SPD-Fraktion im Römer
SPD Unterbezirk Frankfurt

Meldung:

05. September 2018
Kristina Luxen – Stadtverordnete der SPD-Fraktion im Römer

Inklusion gelingt nur mit den richtigen Ressourcen

„Wir können es gar nicht oft genug sagen: Echte Inklusion steht und fällt mit den bereitgestellten Ressourcen ", erklärte Kristina Luxen, Mitglied des Bildungsausschusses im Römer Frankfurt, am Dienstag. „ Umso dankbarer bin ich, wenn sich die, die täglich damit zu tun haben, an unsere Seite stellen, um bei der CDU-geführten Landesregierung darauf hinzuwirken, endlich genügend Förderschullehrer und –lehrerinnen auszubilden und zu beschäftigen.“ Dass Förderschulkräfte oft nur wenige Stunden an inklusiv arbeitenden Schulen unterrichten könnten, sei schlicht zu wenig. „Das trägt dazu bei, dass sich betroffene Kinder und Eltern an schlecht ausgestatteten Schulen nicht willkommen fühlen und Eltern das Gefühl haben, ihr Kind sei nicht gut aufgehoben.“ Hier bestehe Handlungsbedarf für die Landesregierung, so Luxen.
„Wir versuchen als Frankfurter Schulträger dort nachzuhelfen, wo wir können. So haben wir in diesem Jahr beispielsweise die Nachmittagsbetreuung an der Förderschule Viktor-Frankl-Schule finanziert, obwohl dies eigentlich Aufgabe des Landes ist. Aber unsere Mittel und Kompetenzen sind eben begrenzt“, erklärt Luxen weiter. Hinzu komme, dass Bildungsdezernentin Sylvia Weber (SPD) unabhängig vom Land die Jugendhilfe an der Schule ausgebaut habe, um Kinder zu unterstützen und Lehrkräfte zu entlasten. Oft sei man jedoch schlicht an die Vorgaben von Bund und Land gebunden, dies gelte besonders bei der Inklusion.
Aktuell, erklärt Luxen, fände im Hessischen Kultusministerium eine Anhörung zu einer Verordnung statt, die unter Anderem die Errichtung von Kooperationsklassen beinhaltet. „Die Dezernentin handelt hier wirklich vorausschauend, wenn sie deren Einrichtung bereits in die Planung mit aufnimmt. Sonst wird den Schulträgern schließlich oft vorgeworfen, alles dauere zu lange“, gibt die Sozialdemokratin zu bedenken.

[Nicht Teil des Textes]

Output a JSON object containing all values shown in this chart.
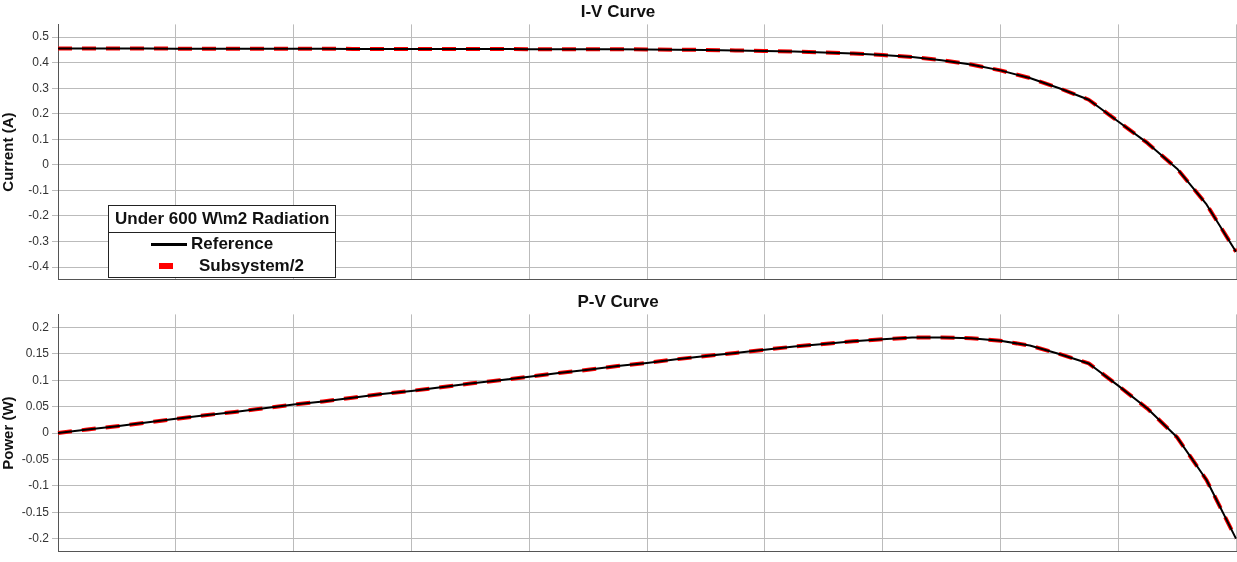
{
  "chart_data": [
    {
      "type": "line",
      "title": "I-V Curve",
      "ylabel": "Current (A)",
      "legend_title": "Under 600 W\\m2 Radiation",
      "legend": "bottom left",
      "grid": true,
      "tick_labels": "y",
      "marker": "none",
      "categories": [
        null,
        null,
        null,
        null,
        null,
        null,
        null,
        null,
        null,
        null,
        null,
        null,
        null,
        null,
        null,
        null,
        null,
        null,
        null,
        null,
        null,
        null,
        null,
        null,
        null,
        null,
        null,
        null,
        null,
        null,
        null,
        null,
        null,
        null,
        null,
        null,
        null,
        null,
        null,
        null,
        null
      ],
      "ylim": [
        -0.45,
        0.55
      ],
      "yticks": [
        -0.4,
        -0.3,
        -0.2,
        -0.1,
        0,
        0.1,
        0.2,
        0.3,
        0.4,
        0.5
      ],
      "series": [
        {
          "name": "Reference",
          "color": "#000000",
          "line_style": "solid",
          "values": [
            0.456,
            0.456,
            0.456,
            0.456,
            0.455,
            0.455,
            0.455,
            0.455,
            0.455,
            0.455,
            0.454,
            0.454,
            0.454,
            0.454,
            0.454,
            0.454,
            0.453,
            0.453,
            0.453,
            0.453,
            0.452,
            0.451,
            0.45,
            0.448,
            0.446,
            0.444,
            0.44,
            0.436,
            0.43,
            0.422,
            0.41,
            0.393,
            0.37,
            0.34,
            0.3,
            0.255,
            0.17,
            0.085,
            -0.015,
            -0.155,
            -0.34
          ]
        },
        {
          "name": "Subsystem/2",
          "color": "#ff0000",
          "line_style": "dashed",
          "values": [
            0.456,
            0.456,
            0.456,
            0.456,
            0.455,
            0.455,
            0.455,
            0.455,
            0.455,
            0.455,
            0.454,
            0.454,
            0.454,
            0.454,
            0.454,
            0.454,
            0.453,
            0.453,
            0.453,
            0.453,
            0.452,
            0.451,
            0.45,
            0.448,
            0.446,
            0.444,
            0.44,
            0.436,
            0.43,
            0.422,
            0.41,
            0.393,
            0.37,
            0.34,
            0.3,
            0.255,
            0.17,
            0.085,
            -0.015,
            -0.155,
            -0.34
          ]
        }
      ]
    },
    {
      "type": "line",
      "title": "P-V Curve",
      "ylabel": "Power (W)",
      "grid": true,
      "tick_labels": "y",
      "marker": "none",
      "categories": [
        null,
        null,
        null,
        null,
        null,
        null,
        null,
        null,
        null,
        null,
        null,
        null,
        null,
        null,
        null,
        null,
        null,
        null,
        null,
        null,
        null,
        null,
        null,
        null,
        null,
        null,
        null,
        null,
        null,
        null,
        null,
        null,
        null,
        null,
        null,
        null,
        null,
        null,
        null,
        null,
        null
      ],
      "ylim": [
        -0.225,
        0.225
      ],
      "yticks": [
        -0.2,
        -0.15,
        -0.1,
        -0.05,
        0,
        0.05,
        0.1,
        0.15,
        0.2
      ],
      "series": [
        {
          "color": "#000000",
          "line_style": "solid",
          "values": [
            0,
            0.007,
            0.013,
            0.02,
            0.027,
            0.034,
            0.04,
            0.047,
            0.054,
            0.06,
            0.067,
            0.074,
            0.08,
            0.087,
            0.094,
            0.1,
            0.107,
            0.114,
            0.12,
            0.127,
            0.133,
            0.14,
            0.146,
            0.152,
            0.158,
            0.164,
            0.169,
            0.174,
            0.178,
            0.181,
            0.181,
            0.18,
            0.175,
            0.166,
            0.15,
            0.132,
            0.09,
            0.046,
            -0.008,
            -0.089,
            -0.2
          ]
        },
        {
          "color": "#ff0000",
          "line_style": "dashed",
          "values": [
            0,
            0.007,
            0.013,
            0.02,
            0.027,
            0.034,
            0.04,
            0.047,
            0.054,
            0.06,
            0.067,
            0.074,
            0.08,
            0.087,
            0.094,
            0.1,
            0.107,
            0.114,
            0.12,
            0.127,
            0.133,
            0.14,
            0.146,
            0.152,
            0.158,
            0.164,
            0.169,
            0.174,
            0.178,
            0.181,
            0.181,
            0.18,
            0.175,
            0.166,
            0.15,
            0.132,
            0.09,
            0.046,
            -0.008,
            -0.089,
            -0.2
          ]
        }
      ]
    }
  ]
}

Eine Kehrtwende zurück sei schließlich sehr unwahrscheinlich und würde der bestehenden Gesetzeslage wiedersprechen:
„Seit 2012 ist die Stadt Frankfurt eine Modellregion der inklusiven Bildung, die von der schwarz-grünen Landesregierung eingerichtet wurde. Essentieller Bestandteil des Konzepts sei jedoch, dass die Stellen für Förderlehrkräfte gesichert blieben. „Ich ärgere mich einfach, dass dann in den vergangenen Jahren noch Stellen vom CDU-Kultusminister Lorz gestrichen wurden. Das hat zu dem aktuellen Krankenstand von 60.000 Lehrkräften geführt. Das geht natürlich auch zu Lasten der Inklusion“ betont Luxen.
„Es ist einfach unerträglich zu sehen, wie vor allem die Kinder, aber auch die Lehrkräfte, unter diesen Entscheidungen zu leiden haben. Einerseits fehlen Lehrkräfte aller Art und andererseits sind wir eines der wenigen Bundesländer, das Lehrkräfte durch unsichere Verträge in den Sommerferien arbeitslos macht und abschreckt.“
„In den vergangenen Wochen haben die SPD-Fraktion viele Briefe von betroffenen Eltern und Lehrkräften erreicht, die die Forderungen nach Wahlfreiheit und einer angemessenen Lernbegleitung wiederholt deutlich gemacht haben“, so die Sozialdemokratin. Der kommende Schulentwicklungsplan, der bereits von CDU, SPD und Grünen im Magistrat beschlossen worden sei, habe diese Wünsche mit aufgenommen. „ Seit Frau Weber im Amt ist, wird der Schulentwicklungsplan jährlich fortgeschrieben. Dies haben wir bewusst so entschieden, um die Bedarfe jährlich zu ermitteln und auf diese einzugehen. Mehr personelle und organisatorische Unterstützung vom Land würden wir sehr begrüßen“, so Luxen abschließend.